El atraso en el pago de los alquileres comenzó a mostrar un crecimiento en Rosario y encendió una señal de alerta entre los corredores inmobiliarios. Según explicó José Elena, vicepresidente del Colegio que nuclea al sector, la mora en los alquileres residenciales subió 2% en el último tiempo.
“El panorama es complicado. Estamos notando que la mora se está ampliando, sobre todo en el tema residencial. Generalmente en lo que es vivienda, no teníamos un gran atraso. Ahora, de un promedio que estábamos en un 3 o un 3,5 por ciento, ahora estamos en un 5%”, explicó Elena en Cada Día (El Tres).

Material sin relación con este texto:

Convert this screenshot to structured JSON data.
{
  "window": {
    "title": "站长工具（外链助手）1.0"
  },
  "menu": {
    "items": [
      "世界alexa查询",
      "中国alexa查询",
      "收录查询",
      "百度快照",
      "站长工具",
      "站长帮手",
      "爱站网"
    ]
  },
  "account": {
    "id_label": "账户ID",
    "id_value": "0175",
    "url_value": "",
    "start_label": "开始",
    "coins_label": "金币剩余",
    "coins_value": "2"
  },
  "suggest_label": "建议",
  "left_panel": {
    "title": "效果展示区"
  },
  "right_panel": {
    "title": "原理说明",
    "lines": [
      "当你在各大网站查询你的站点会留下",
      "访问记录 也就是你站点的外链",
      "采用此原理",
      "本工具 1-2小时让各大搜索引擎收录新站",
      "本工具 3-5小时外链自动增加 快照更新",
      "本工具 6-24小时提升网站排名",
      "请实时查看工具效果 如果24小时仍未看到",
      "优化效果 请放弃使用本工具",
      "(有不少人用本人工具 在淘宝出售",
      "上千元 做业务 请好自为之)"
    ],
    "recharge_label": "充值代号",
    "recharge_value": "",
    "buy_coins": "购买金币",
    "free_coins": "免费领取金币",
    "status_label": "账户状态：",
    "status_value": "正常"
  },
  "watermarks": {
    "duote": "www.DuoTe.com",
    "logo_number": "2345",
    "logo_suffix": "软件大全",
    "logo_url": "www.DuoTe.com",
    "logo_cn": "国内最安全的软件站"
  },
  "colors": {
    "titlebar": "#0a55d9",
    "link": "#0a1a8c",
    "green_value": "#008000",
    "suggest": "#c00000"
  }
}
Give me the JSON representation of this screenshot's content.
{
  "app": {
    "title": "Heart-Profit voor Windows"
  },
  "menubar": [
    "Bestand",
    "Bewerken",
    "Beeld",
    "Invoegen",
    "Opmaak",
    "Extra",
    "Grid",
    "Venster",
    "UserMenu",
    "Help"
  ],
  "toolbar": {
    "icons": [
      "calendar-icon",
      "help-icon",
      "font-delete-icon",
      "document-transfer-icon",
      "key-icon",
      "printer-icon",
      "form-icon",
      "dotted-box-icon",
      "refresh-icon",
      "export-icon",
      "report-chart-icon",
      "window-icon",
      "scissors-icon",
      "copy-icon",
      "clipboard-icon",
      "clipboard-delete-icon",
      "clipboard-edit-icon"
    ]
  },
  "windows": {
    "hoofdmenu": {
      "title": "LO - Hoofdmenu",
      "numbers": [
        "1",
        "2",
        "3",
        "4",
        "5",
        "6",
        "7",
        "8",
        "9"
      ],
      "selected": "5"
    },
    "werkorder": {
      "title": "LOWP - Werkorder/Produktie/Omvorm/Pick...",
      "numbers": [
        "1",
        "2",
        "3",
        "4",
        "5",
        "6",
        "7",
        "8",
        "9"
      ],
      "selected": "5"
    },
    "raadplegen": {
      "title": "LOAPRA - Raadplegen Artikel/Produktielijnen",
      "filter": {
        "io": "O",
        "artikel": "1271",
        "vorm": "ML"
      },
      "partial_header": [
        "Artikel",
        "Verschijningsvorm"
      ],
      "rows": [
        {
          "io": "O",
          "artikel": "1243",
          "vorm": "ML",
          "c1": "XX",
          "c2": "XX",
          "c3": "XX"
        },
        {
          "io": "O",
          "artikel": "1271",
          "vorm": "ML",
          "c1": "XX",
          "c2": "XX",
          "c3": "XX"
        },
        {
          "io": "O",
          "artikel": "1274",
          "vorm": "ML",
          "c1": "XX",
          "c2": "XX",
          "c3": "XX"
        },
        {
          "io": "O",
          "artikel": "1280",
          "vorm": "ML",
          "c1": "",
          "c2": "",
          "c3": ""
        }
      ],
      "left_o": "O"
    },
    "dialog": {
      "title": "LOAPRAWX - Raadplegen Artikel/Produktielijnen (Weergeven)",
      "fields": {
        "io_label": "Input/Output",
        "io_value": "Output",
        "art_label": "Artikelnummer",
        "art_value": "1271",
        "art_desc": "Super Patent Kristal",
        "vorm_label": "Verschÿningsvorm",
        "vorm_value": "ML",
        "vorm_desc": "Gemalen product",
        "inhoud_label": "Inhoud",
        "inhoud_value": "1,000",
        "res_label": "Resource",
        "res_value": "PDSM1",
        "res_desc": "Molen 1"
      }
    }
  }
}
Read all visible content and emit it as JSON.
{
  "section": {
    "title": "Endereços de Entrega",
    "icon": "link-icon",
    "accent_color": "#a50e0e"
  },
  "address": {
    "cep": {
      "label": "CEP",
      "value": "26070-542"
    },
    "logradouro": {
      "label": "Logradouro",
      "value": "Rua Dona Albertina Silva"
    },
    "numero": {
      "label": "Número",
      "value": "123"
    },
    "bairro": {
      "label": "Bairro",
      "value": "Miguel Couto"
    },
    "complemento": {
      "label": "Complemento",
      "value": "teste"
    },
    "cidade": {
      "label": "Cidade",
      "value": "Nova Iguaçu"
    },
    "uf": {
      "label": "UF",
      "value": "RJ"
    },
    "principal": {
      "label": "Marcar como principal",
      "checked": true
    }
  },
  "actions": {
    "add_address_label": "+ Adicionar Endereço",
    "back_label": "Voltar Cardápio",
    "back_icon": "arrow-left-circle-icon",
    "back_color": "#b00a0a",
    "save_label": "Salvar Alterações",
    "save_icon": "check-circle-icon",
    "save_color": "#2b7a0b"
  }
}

Para el dirigente, el fenómeno refleja una situación económica que empieza a impactar de manera más directa sobre quienes alquilan una vivienda. “El poder adquisitivo del trabajador, que es generalmente el que alquila, está cada vez más difícil para afrontar gastos corrientes”, señaló.
A eso, agregó, “se suman despidos y situaciones laborales irregulares, que terminan repercutiendo en la capacidad de pago de los inquilinos”.
Con respecto a la mora, Elena explicó que los corredores inmobiliarios consideran que existe cuando vence el segundo mes de alquiler, es decir, “cuando ya pasó el mes corriente sin que se haya regularizado el pago”. “A partir de ese momento, el propietario está en condiciones de realizar una intimación o iniciar un reclamo extrajudicial”, detalló.
De todos modos, remarcó que los corredores buscan evitar llegar a esas instancias y priorizan la negociación con el inquilino. “Generalmente los corredores inmobiliarios estamos muy lejos de eso. Siempre estamos a favor de una negociación, un convenio, un acuerdo de pago y, en un caso extremo, coordinar una mediación para algún convenio de desocupación con plazo”, aseveró el referente del sector.
En ese sentido, Elena sostuvo que el atraso no necesariamente responde a una decisión deliberada del inquilino. “Quien está en esta situación de mora no es que lo busque ni que esté especulando. Llega a esta situación debido a la mala situación económica”, afirmó.
También destacó que, históricamente, el inquilino residencial suele ser un buen pagador y que los casos de incumplimiento representan situaciones extremas.
Qué pasa con los alquileres comerciales
El escenario también presenta dificultades en el segmento comercial, aunque Elena señaló que allí el problema viene desde hace más tiempo.
De acuerdo con el estudio semestral presentado por el Colegio en junio, la situación varía considerablemente según la zona de Rosario. Mientras algunos paseos comerciales a cielo abierto mantienen niveles bajos de desocupación, existen sectores céntricos donde la cantidad de locales vacíos es considerablemente mayor.
Al considerar conjuntamente los alquileres residenciales y comerciales, la mora se ubica cerca del 9%, según el dirigente. Además, indicó que el promedio de locales comerciales desocupados ronda el 12%. “Son números que no hacen más que reflejar que la economía en sí está en niveles muy bajos y con una carga impositiva y locativa importante”, sostuvo.